Le président Mahamat Idriss Déby Itno a récidivé. Pour la deuxième fois en quatre mois, il s’est rendu, sans crier gare, au siège de la Caisse nationale des retraités du Tchad (CNRT). Objectif affiché : constater par lui-même les dysfonctionnements de cette structure vitale pour des milliers de retraités. Objectif réel ? Le doute est permis.
Ces «visites surprises» sont devenues un exercice de style. Elles donnent l’illusion d’un président à l’écoute, d’un homme d’action, d’un chef qui descend dans l’arène. Mais au-delà des images et des annonces improvisées, quel changement concret pour les retraités ? Quel soulagement pour ces hommes et femmes qui, après une vie de service public, attendent encore leur dû dans la misère et l’indifférence ?
La réalité est amère : rien ne bouge. Depuis la première visite du 16 juin, la CNRT est restée la même. Mêmes queues interminables, mêmes retards de paiement, mêmes traitements humiliants. Les caméras sont reparties, mais les souffrances sont restées.
Ce n’est pas d’un spectacle politique dont les retraités ont besoin, mais d’une réforme profonde, d’un engagement clair, d’une volonté politique sincère qui prennent en compte le quotidien social. Gouverner, ce n’est pas visiter. Gouverner, c’est corriger, structurer, transformer.

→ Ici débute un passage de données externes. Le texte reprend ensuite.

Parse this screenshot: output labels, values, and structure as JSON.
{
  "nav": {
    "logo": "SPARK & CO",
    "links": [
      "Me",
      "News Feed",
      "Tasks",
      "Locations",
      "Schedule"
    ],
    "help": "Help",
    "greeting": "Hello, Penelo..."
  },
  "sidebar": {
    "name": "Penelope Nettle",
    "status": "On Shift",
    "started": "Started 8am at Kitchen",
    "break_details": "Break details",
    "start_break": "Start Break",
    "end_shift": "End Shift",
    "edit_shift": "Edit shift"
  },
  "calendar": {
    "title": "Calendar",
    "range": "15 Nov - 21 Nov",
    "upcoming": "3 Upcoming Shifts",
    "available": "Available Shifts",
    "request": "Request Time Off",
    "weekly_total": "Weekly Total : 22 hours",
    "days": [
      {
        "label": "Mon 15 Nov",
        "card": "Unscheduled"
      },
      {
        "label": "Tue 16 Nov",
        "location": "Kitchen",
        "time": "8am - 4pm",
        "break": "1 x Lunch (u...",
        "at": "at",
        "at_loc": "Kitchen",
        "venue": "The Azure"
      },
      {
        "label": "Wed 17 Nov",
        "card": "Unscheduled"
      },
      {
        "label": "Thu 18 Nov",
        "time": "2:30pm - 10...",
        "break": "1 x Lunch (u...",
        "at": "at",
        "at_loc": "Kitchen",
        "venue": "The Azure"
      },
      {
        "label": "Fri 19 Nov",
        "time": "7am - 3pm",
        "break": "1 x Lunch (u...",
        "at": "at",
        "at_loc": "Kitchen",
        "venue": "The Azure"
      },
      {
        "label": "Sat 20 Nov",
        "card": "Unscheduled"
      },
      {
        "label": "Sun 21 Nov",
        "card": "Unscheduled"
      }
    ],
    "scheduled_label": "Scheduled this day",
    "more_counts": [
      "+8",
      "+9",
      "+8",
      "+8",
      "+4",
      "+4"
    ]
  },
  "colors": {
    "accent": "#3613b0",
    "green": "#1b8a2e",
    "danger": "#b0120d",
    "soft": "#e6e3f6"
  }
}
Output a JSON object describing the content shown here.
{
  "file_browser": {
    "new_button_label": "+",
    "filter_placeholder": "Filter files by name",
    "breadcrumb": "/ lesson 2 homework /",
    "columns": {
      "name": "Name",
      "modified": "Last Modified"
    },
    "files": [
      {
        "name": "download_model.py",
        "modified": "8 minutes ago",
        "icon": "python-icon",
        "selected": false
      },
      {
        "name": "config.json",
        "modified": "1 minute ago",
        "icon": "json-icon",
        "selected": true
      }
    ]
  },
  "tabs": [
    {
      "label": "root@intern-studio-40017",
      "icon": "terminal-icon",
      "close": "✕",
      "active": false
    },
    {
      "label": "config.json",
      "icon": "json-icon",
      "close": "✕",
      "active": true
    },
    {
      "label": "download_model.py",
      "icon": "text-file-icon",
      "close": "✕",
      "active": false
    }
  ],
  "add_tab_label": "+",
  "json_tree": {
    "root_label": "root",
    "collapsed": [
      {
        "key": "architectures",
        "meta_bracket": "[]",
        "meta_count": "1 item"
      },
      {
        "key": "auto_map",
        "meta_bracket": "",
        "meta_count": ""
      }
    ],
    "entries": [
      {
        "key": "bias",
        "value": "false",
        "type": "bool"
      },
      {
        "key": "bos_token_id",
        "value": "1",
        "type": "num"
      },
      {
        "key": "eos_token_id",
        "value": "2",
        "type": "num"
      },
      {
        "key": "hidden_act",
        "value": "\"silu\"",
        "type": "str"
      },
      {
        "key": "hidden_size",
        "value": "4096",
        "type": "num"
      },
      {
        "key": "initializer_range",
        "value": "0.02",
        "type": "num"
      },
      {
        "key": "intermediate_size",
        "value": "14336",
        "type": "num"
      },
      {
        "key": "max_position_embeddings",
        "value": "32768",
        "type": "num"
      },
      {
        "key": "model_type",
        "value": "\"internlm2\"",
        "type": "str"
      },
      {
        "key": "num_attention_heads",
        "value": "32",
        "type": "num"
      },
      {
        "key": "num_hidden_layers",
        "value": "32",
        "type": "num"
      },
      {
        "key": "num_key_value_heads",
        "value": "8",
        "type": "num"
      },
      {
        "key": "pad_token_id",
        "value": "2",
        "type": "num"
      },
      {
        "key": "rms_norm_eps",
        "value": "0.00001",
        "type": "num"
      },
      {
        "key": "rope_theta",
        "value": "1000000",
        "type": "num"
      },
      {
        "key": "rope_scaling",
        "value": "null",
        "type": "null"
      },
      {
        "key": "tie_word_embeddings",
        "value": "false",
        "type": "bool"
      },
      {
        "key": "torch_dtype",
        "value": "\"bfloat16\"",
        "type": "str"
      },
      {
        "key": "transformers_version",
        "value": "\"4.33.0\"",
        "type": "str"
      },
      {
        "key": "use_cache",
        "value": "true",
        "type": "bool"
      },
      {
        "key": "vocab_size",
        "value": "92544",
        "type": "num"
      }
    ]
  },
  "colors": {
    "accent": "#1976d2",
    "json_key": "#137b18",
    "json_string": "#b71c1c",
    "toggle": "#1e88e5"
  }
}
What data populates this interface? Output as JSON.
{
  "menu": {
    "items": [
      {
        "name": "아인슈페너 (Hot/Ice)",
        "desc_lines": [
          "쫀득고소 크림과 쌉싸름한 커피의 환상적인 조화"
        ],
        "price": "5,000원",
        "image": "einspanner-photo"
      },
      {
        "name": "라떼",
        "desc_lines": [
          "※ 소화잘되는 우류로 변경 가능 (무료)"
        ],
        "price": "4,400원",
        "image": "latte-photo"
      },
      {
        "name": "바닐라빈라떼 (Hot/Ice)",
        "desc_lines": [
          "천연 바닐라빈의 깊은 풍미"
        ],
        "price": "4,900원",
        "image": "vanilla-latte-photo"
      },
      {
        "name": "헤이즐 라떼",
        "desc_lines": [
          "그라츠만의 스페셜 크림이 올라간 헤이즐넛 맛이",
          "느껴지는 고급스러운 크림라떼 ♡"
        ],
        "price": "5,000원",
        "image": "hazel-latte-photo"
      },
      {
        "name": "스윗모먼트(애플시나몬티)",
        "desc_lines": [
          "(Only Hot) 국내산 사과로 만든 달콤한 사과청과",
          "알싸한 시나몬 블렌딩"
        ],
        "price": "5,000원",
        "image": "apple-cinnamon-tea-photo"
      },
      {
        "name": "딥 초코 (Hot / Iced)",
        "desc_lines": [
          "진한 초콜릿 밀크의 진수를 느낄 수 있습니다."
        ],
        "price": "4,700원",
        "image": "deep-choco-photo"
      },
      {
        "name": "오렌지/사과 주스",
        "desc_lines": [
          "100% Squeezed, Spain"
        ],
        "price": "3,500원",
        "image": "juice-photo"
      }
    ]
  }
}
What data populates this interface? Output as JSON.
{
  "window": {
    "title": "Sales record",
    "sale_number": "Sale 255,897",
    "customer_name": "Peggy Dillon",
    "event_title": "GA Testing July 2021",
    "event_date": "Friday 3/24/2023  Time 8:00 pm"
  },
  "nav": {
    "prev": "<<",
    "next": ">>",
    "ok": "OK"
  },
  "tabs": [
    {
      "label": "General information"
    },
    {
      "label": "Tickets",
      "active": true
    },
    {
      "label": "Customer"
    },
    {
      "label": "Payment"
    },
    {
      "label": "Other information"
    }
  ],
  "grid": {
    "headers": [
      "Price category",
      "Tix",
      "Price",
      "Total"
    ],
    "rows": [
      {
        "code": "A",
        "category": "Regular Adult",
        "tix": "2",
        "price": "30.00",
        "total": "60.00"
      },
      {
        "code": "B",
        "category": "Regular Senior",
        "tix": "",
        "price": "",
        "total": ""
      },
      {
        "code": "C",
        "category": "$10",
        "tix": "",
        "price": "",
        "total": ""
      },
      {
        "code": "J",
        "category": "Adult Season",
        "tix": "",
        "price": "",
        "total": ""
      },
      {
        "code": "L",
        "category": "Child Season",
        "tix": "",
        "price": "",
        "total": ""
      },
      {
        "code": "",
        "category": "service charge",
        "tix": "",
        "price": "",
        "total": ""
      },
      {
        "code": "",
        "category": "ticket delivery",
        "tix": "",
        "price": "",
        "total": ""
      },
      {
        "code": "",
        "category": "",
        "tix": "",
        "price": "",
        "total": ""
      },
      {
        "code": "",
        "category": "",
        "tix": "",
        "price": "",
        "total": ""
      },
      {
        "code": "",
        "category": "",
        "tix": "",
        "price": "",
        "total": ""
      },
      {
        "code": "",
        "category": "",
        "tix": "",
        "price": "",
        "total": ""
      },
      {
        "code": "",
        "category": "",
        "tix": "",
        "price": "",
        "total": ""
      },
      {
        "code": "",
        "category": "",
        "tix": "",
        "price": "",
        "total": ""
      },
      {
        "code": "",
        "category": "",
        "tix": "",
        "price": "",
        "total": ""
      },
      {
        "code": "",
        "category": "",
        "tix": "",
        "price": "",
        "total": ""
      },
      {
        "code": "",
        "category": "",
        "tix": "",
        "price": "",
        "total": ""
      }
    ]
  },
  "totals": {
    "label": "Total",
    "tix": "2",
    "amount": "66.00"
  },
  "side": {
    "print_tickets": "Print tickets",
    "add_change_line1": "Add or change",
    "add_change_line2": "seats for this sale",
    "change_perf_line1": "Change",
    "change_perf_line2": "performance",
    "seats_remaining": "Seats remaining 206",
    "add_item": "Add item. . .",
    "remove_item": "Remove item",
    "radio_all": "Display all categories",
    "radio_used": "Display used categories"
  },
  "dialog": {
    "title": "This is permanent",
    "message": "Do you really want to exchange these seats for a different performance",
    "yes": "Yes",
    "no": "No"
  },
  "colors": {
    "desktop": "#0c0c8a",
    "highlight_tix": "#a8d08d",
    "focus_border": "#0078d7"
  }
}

Le chef de l’État gagnerait à substituer l’effet d’annonce par l’effet de changement. À défaut, ces descentes improvisées ne seront que des farces politiques de mauvais goût, dans un pays où le cynisme est déjà trop bien installé.
Car le Tchad n’est pas en panne de visites. Il est en panne de justice sociale. Ce que les retraités attendent, ce n’est pas de serrer la main du président, mais de recevoir leur pension à temps. Ce n’est pas de le voir passer, mais de voir leur dignité restaurée.
Il est temps que l’État cesse de tourner autour du mal et s’attaque à ses racines. Digitalisation des services, audit de la CNRT, responsabilisation des agents publics, mécanismes d’écoute des retraités : voilà des pistes concrètes. Et elles ne nécessitent ni cortège, ni caméras.
Mieux vaut un silence qui répare qu’un vacarme qui cache l’inaction.